If you have been at your game for decades, mentoring a 20-something official might bring you challenges that have nothing to do with the court or the playing field. The millennials, as they have come to be known, sometimes approach life, work and drive differently than baby boomers. A failure to recognize that can lead to frustration for the mentor and an erroneous assessment of the mentee’s commitment and motivation. Different does not necessarily mean not as good, so when you approach a young person, realize and accept they are from a different time.

“I try to be understanding,” Lewis said. “I try to let them know that it’s not just about being a referee — it’s the whole package. I talk to them about staying the course and considering the commitment they’re going to make to make this part of their life. It isn’t just about being on the court. It is about managing your time, your career and where it all fits in with your family. It is important for them to understand what officiating means off the court.”

Mentoring inevitably involves pointing out where someone could have done something better. That is as much art as it is science, especially with some young people. If you play the hard guy, many will miss the message and leave the interaction with hurt feelings. With a little bit of your own attitude adjustment you can avoid that pratfall.

“I try to make it very clear that I am not criticizing them as a person but instead breaking down the officiating situation so they can learn from it,” Miles said. “I make that very clear and I also let them know how I’ve learned new things 20 or 30 years into my career. I let them know about things I just learned that week or even that day. All of it makes it easier for them to hear.”

It is not about sugar coating everything but rather realizing where a young person may be when it comes to their emotional maturity and their ability to hear what you’re trying to say. Make no mistake, the fundamentals still count and regardless of what generation a group is in, there is no fast track that excuses an official from experience.

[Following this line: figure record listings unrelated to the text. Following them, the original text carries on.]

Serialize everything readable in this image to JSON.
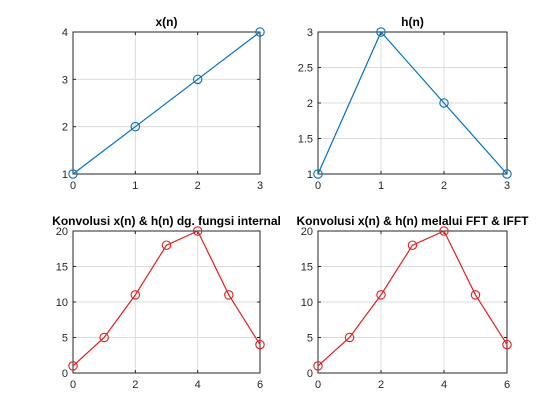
{
  "chart_data": [
    {
      "type": "line",
      "title": "x(n)",
      "xlabel": "",
      "ylabel": "",
      "x": [
        0,
        1,
        2,
        3
      ],
      "series": [
        {
          "values": [
            1,
            2,
            3,
            4
          ],
          "color": "#0072BD",
          "marker": "circle"
        }
      ],
      "xlim": [
        0,
        3
      ],
      "ylim": [
        1,
        4
      ],
      "xticks": [
        0,
        1,
        2,
        3
      ],
      "yticks": [
        1,
        2,
        3,
        4
      ],
      "xtick_labels": [
        "0",
        "1",
        "2",
        "3"
      ],
      "ytick_labels": [
        "1",
        "2",
        "3",
        "4"
      ],
      "grid": true
    },
    {
      "type": "line",
      "title": "h(n)",
      "xlabel": "",
      "ylabel": "",
      "x": [
        0,
        1,
        2,
        3
      ],
      "series": [
        {
          "values": [
            1,
            3,
            2,
            1
          ],
          "color": "#0072BD",
          "marker": "circle"
        }
      ],
      "xlim": [
        0,
        3
      ],
      "ylim": [
        1,
        3
      ],
      "xticks": [
        0,
        1,
        2,
        3
      ],
      "yticks": [
        1,
        1.5,
        2,
        2.5,
        3
      ],
      "xtick_labels": [
        "0",
        "1",
        "2",
        "3"
      ],
      "ytick_labels": [
        "1",
        "1.5",
        "2",
        "2.5",
        "3"
      ],
      "grid": true
    },
    {
      "type": "line",
      "title": "Konvolusi x(n) & h(n) dg. fungsi internal",
      "xlabel": "",
      "ylabel": "",
      "x": [
        0,
        1,
        2,
        3,
        4,
        5,
        6
      ],
      "series": [
        {
          "values": [
            1,
            5,
            11,
            18,
            20,
            11,
            4
          ],
          "color": "#E02020",
          "marker": "circle"
        }
      ],
      "xlim": [
        0,
        6
      ],
      "ylim": [
        0,
        20
      ],
      "xticks": [
        0,
        2,
        4,
        6
      ],
      "yticks": [
        0,
        5,
        10,
        15,
        20
      ],
      "xtick_labels": [
        "0",
        "2",
        "4",
        "6"
      ],
      "ytick_labels": [
        "0",
        "5",
        "10",
        "15",
        "20"
      ],
      "grid": true
    },
    {
      "type": "line",
      "title": "Konvolusi x(n) & h(n) melalui FFT & IFFT",
      "xlabel": "",
      "ylabel": "",
      "x": [
        0,
        1,
        2,
        3,
        4,
        5,
        6
      ],
      "series": [
        {
          "values": [
            1,
            5,
            11,
            18,
            20,
            11,
            4
          ],
          "color": "#E02020",
          "marker": "circle"
        }
      ],
      "xlim": [
        0,
        6
      ],
      "ylim": [
        0,
        20
      ],
      "xticks": [
        0,
        2,
        4,
        6
      ],
      "yticks": [
        0,
        5,
        10,
        15,
        20
      ],
      "xtick_labels": [
        "0",
        "2",
        "4",
        "6"
      ],
      "ytick_labels": [
        "0",
        "5",
        "10",
        "15",
        "20"
      ],
      "grid": true
    }
  ]
}
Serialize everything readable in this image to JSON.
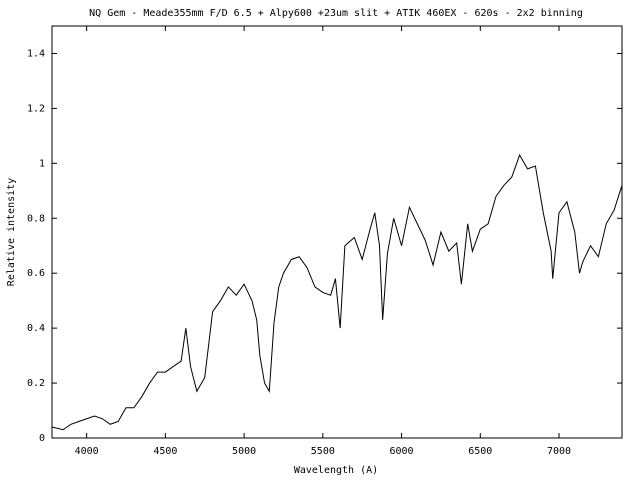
{
  "chart_data": {
    "type": "line",
    "title": "NQ Gem - Meade355mm F/D 6.5 + Alpy600 +23um slit  + ATIK 460EX - 620s - 2x2 binning",
    "xlabel": "Wavelength (A)",
    "ylabel": "Relative intensity",
    "x": [
      3780,
      3850,
      3900,
      3950,
      4000,
      4050,
      4100,
      4150,
      4200,
      4250,
      4300,
      4350,
      4400,
      4450,
      4500,
      4550,
      4600,
      4630,
      4660,
      4700,
      4750,
      4800,
      4850,
      4900,
      4950,
      5000,
      5050,
      5080,
      5100,
      5130,
      5160,
      5190,
      5220,
      5250,
      5300,
      5350,
      5400,
      5450,
      5500,
      5550,
      5580,
      5610,
      5640,
      5700,
      5750,
      5800,
      5830,
      5860,
      5880,
      5910,
      5950,
      6000,
      6050,
      6100,
      6150,
      6200,
      6250,
      6300,
      6350,
      6380,
      6420,
      6450,
      6500,
      6550,
      6600,
      6650,
      6700,
      6750,
      6800,
      6850,
      6900,
      6950,
      6960,
      7000,
      7050,
      7100,
      7130,
      7150,
      7200,
      7250,
      7300,
      7350,
      7400
    ],
    "series": [
      {
        "color": "#000000",
        "values": [
          0.04,
          0.03,
          0.05,
          0.06,
          0.07,
          0.08,
          0.07,
          0.05,
          0.06,
          0.11,
          0.11,
          0.15,
          0.2,
          0.24,
          0.24,
          0.26,
          0.28,
          0.4,
          0.26,
          0.17,
          0.22,
          0.46,
          0.5,
          0.55,
          0.52,
          0.56,
          0.5,
          0.43,
          0.3,
          0.2,
          0.17,
          0.42,
          0.55,
          0.6,
          0.65,
          0.66,
          0.62,
          0.55,
          0.53,
          0.52,
          0.58,
          0.4,
          0.7,
          0.73,
          0.65,
          0.76,
          0.82,
          0.7,
          0.43,
          0.67,
          0.8,
          0.7,
          0.84,
          0.78,
          0.72,
          0.63,
          0.75,
          0.68,
          0.71,
          0.56,
          0.78,
          0.68,
          0.76,
          0.78,
          0.88,
          0.92,
          0.95,
          1.03,
          0.98,
          0.99,
          0.82,
          0.68,
          0.58,
          0.82,
          0.86,
          0.75,
          0.6,
          0.64,
          0.7,
          0.66,
          0.78,
          0.83,
          0.92
        ]
      }
    ],
    "xlim": [
      3780,
      7400
    ],
    "ylim": [
      0,
      1.5
    ],
    "xticks": [
      4000,
      4500,
      5000,
      5500,
      6000,
      6500,
      7000
    ],
    "yticks": [
      0,
      0.2,
      0.4,
      0.6,
      0.8,
      1,
      1.2,
      1.4
    ]
  }
}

“A young official needs repetition,” Cashion said. “They need to get as many reps as they can, whether that is spring games, officiating practice or whatever. It is important to let them know repetition trains them to see things they’ve never seen before. You want them to learn that it is important to start to think about the play before the play happens. You get that through repetition.”

Teach Nuances

One of the harder aspects of mentoring is instructing an inexperienced official on what doesn’t show up in any rulebook or manual. The nuances of the games are tricky and present challenges when teaching exactly how to get a feel for some of the finer points of the game.

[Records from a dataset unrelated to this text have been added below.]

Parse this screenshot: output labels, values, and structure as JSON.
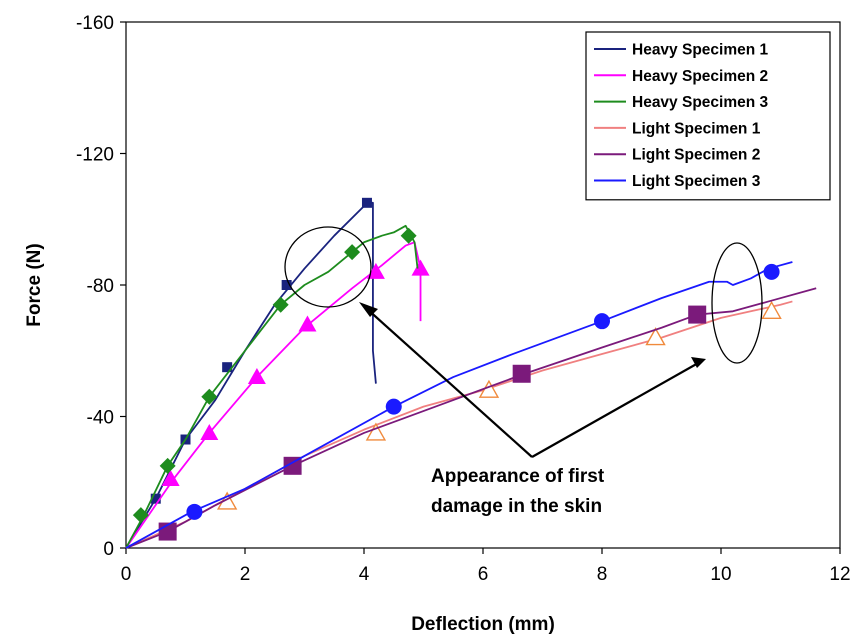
{
  "chart_data": {
    "type": "line",
    "xlabel": "Deflection (mm)",
    "ylabel": "Force (N)",
    "xlim": [
      0,
      12
    ],
    "ylim": [
      0,
      -160
    ],
    "xticks": [
      "0",
      "2",
      "4",
      "6",
      "8",
      "10",
      "12"
    ],
    "yticks": [
      "0",
      "-40",
      "-80",
      "-120",
      "-160"
    ],
    "grid": false,
    "legend_position": "top-right",
    "series": [
      {
        "name": "Heavy Specimen 1",
        "color": "#1a237e",
        "marker": "square-small",
        "x": [
          0,
          0.5,
          1.0,
          1.5,
          2.0,
          2.5,
          3.0,
          3.5,
          4.0,
          4.1,
          4.15,
          4.15,
          4.2
        ],
        "y": [
          0,
          -15,
          -33,
          -45,
          -60,
          -74,
          -85,
          -95,
          -104,
          -105,
          -105,
          -60,
          -50
        ],
        "markers": [
          [
            0.5,
            -15
          ],
          [
            1.0,
            -33
          ],
          [
            1.7,
            -55
          ],
          [
            2.7,
            -80
          ],
          [
            4.05,
            -105
          ]
        ]
      },
      {
        "name": "Heavy Specimen 2",
        "color": "#ff00ff",
        "marker": "triangle",
        "x": [
          0,
          0.8,
          1.4,
          2.2,
          3.0,
          3.8,
          4.3,
          4.7,
          4.85,
          4.95,
          4.95
        ],
        "y": [
          0,
          -21,
          -35,
          -52,
          -67,
          -79,
          -86,
          -92,
          -93,
          -85,
          -69
        ],
        "markers": [
          [
            0.75,
            -21
          ],
          [
            1.4,
            -35
          ],
          [
            2.2,
            -52
          ],
          [
            3.05,
            -68
          ],
          [
            4.2,
            -84
          ],
          [
            4.95,
            -85
          ]
        ]
      },
      {
        "name": "Heavy Specimen 3",
        "color": "#1e8c1e",
        "marker": "diamond",
        "x": [
          0,
          0.3,
          0.7,
          1.0,
          1.4,
          2.0,
          2.6,
          3.0,
          3.4,
          3.6,
          3.8,
          4.0,
          4.3,
          4.5,
          4.7,
          4.85,
          4.9
        ],
        "y": [
          0,
          -10,
          -25,
          -33,
          -46,
          -60,
          -74,
          -80,
          -84,
          -87,
          -90,
          -93,
          -95,
          -96,
          -98,
          -93,
          -85
        ],
        "markers": [
          [
            0.25,
            -10
          ],
          [
            0.7,
            -25
          ],
          [
            1.4,
            -46
          ],
          [
            2.6,
            -74
          ],
          [
            3.8,
            -90
          ],
          [
            4.75,
            -95
          ]
        ]
      },
      {
        "name": "Light Specimen 1",
        "color": "#f08080",
        "marker": "triangle-open",
        "x": [
          0,
          1.0,
          2.0,
          3.0,
          4.0,
          5.0,
          6.0,
          7.0,
          8.0,
          9.0,
          10.0,
          10.5,
          11.0,
          11.2
        ],
        "y": [
          0,
          -8,
          -18,
          -28,
          -36,
          -43,
          -48,
          -54,
          -59,
          -64,
          -70,
          -72,
          -74,
          -75
        ],
        "markers": [
          [
            1.7,
            -14
          ],
          [
            4.2,
            -35
          ],
          [
            6.1,
            -48
          ],
          [
            8.9,
            -64
          ],
          [
            10.85,
            -72
          ]
        ]
      },
      {
        "name": "Light Specimen 2",
        "color": "#7b1a7b",
        "marker": "square-large",
        "x": [
          0,
          0.7,
          1.5,
          2.8,
          4.0,
          5.5,
          6.7,
          8.0,
          9.0,
          9.6,
          10.2,
          10.8,
          11.6
        ],
        "y": [
          0,
          -5,
          -13,
          -25,
          -35,
          -45,
          -53,
          -61,
          -67,
          -71,
          -72,
          -75,
          -79
        ],
        "markers": [
          [
            0.7,
            -5
          ],
          [
            2.8,
            -25
          ],
          [
            6.65,
            -53
          ],
          [
            9.6,
            -71
          ]
        ]
      },
      {
        "name": "Light Specimen 3",
        "color": "#1a1aff",
        "marker": "circle",
        "x": [
          0,
          1.1,
          2.0,
          3.0,
          4.5,
          5.5,
          6.5,
          8.0,
          9.0,
          9.8,
          10.1,
          10.2,
          10.5,
          10.8,
          11.2
        ],
        "y": [
          0,
          -11,
          -18,
          -28,
          -43,
          -52,
          -59,
          -69,
          -76,
          -81,
          -81,
          -80,
          -82,
          -85,
          -87
        ],
        "markers": [
          [
            1.15,
            -11
          ],
          [
            4.5,
            -43
          ],
          [
            8.0,
            -69
          ],
          [
            10.85,
            -84
          ]
        ]
      }
    ],
    "annotation": {
      "lines": [
        "Appearance of  first",
        "damage in the skin"
      ]
    }
  }
}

“There is stuff that doesn’t fall into the rulebook that referees have to know about,” Miles said. “When I see a referee call a foul 50 feet away from the ball with eight seconds to go in a game where one team is winning by 40, then it is time to have a talk. Then I try to talk them through the process of making good decisions.”

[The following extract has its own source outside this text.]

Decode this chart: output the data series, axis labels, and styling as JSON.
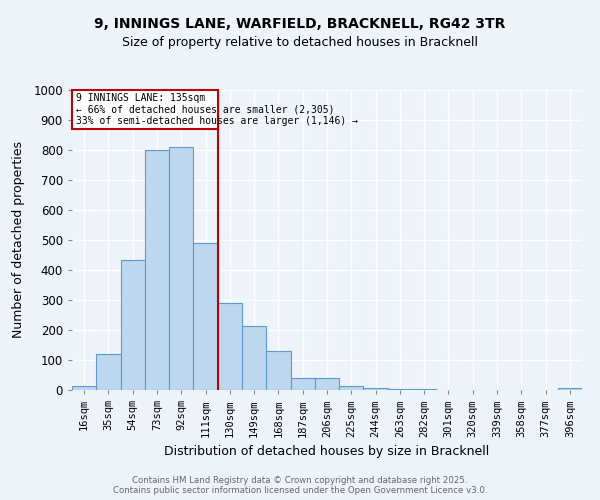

Much of officiating comes down to the desire to be the best you can be and the same holds true for mentoring. The ability to get the nuances of your game across has a lot to do with how much you bring to the role of mentoring in the first place. Just being at it for a long time isn’t enough.

“Someone who’s going to be a mentor ought to be qualified to do it and that means much more than being a competent official,” Cashion said. “You have to want to do it and you have to be able to have more interest in the other person than yourself.”

Take your time and go at the mentee’s speed, not your own. Everyone learns and gains experience at different speed and you need to remember that and apply it. Know that you will need to say things more than once for it to sink in. You also might have to do more than just talk. You might have to show them through your example or video.

“I teach the ‘PIE’ theory,” Lewis said. “I try to get people to understand you have to have people skills, integrity, exposure. … First impressions are lasting impressions so carry yourself accordingly.”

Tom Schreck is a writer and professional boxing judge from Albany, N.Y.